Demons by Fyodor Dostoyevsky

By and large, Dostoyevsky doesn’t do plot: throughout his works, there are simply long periods of hysterics and contemplation, generally circling around a heinous crime committed in the very beginning of the work. Demons is no different in this respect, but here the hysterics come first, and then the crimes – a set-up that avoids the disappointment with which both Brothers Karamazov and Crime and Punishment end, and one that provides much more space for the author to develop his characters’ private insanities. And when it comes to madness, Dostoyevsky simply has no equivalent.

Isaac Scarborough is a writer living in Kazakhstan.

Sarah LaBrie

The Quick and the Dead by Joy Williams

A manifesto for young women destined to spend adulthood in a dimension just to the left of reality, the result of not having solidified quite correctly as children. The three teenaged orphans who guide us through Williams’ strange desert are peculiar but not precious, compelling in their very anti-Amelieness. It’s okay to be a genuine girl wacko, Williams tells us: if you’re smart enough to own it, you still get to win.

Autobiography of Red by Anne Carson

Fiction writers who start out as poets have an edge when it comes to building faultless sentences. Carson, a Classicist by trade, applies her skills as a translator of Greek verse to a novel about a monster named Geryon and his arrogant sometimes-boyfriend, Herakles. Building loosely on fragments of a poem by Stesichorus, Carson winds together scholarship and brutal wit to build a discomfitingly relatable love story.
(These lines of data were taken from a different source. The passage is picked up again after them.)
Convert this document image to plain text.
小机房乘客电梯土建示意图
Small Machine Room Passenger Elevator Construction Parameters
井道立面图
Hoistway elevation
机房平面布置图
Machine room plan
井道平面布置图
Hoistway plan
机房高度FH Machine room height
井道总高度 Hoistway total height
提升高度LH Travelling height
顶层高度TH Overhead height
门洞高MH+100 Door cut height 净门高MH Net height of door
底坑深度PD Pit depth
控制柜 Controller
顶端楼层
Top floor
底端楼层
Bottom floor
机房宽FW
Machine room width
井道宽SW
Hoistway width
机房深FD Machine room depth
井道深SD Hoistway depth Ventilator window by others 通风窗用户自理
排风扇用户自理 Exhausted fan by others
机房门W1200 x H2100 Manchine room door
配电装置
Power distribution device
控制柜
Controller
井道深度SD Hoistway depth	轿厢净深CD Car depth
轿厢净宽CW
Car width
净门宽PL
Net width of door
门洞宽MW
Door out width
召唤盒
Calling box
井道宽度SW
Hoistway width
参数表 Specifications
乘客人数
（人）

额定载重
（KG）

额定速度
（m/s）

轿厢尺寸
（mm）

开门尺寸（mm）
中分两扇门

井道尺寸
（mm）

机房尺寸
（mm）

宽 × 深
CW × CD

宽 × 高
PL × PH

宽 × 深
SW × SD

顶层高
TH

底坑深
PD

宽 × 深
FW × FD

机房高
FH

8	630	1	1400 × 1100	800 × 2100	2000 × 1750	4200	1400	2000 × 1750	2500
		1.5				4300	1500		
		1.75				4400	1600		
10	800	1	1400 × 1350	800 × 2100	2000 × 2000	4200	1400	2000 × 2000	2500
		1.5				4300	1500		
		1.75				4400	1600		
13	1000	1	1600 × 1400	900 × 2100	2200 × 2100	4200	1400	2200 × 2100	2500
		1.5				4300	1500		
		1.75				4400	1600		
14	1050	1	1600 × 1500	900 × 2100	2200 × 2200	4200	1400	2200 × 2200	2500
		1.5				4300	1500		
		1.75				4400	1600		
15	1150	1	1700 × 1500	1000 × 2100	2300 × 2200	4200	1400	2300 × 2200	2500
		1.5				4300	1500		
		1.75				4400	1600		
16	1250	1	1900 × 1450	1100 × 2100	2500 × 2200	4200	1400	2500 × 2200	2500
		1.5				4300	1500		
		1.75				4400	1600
The Counterlife by Philip Roth

In the autobiographical note that begins Notes of a Native Son, James Baldwin discusses coming to the conclusion that, before he could produce anything else of substance, he had to write about what it meant to be black. Through the lens of Nathan Zuckerman, Roth offers a metafictional take on the same question as it relates to Judaism while experimenting with perspective, structure, time and form. Probably the most skillfully written examination out there on the bond between fiction writing and the desire for control.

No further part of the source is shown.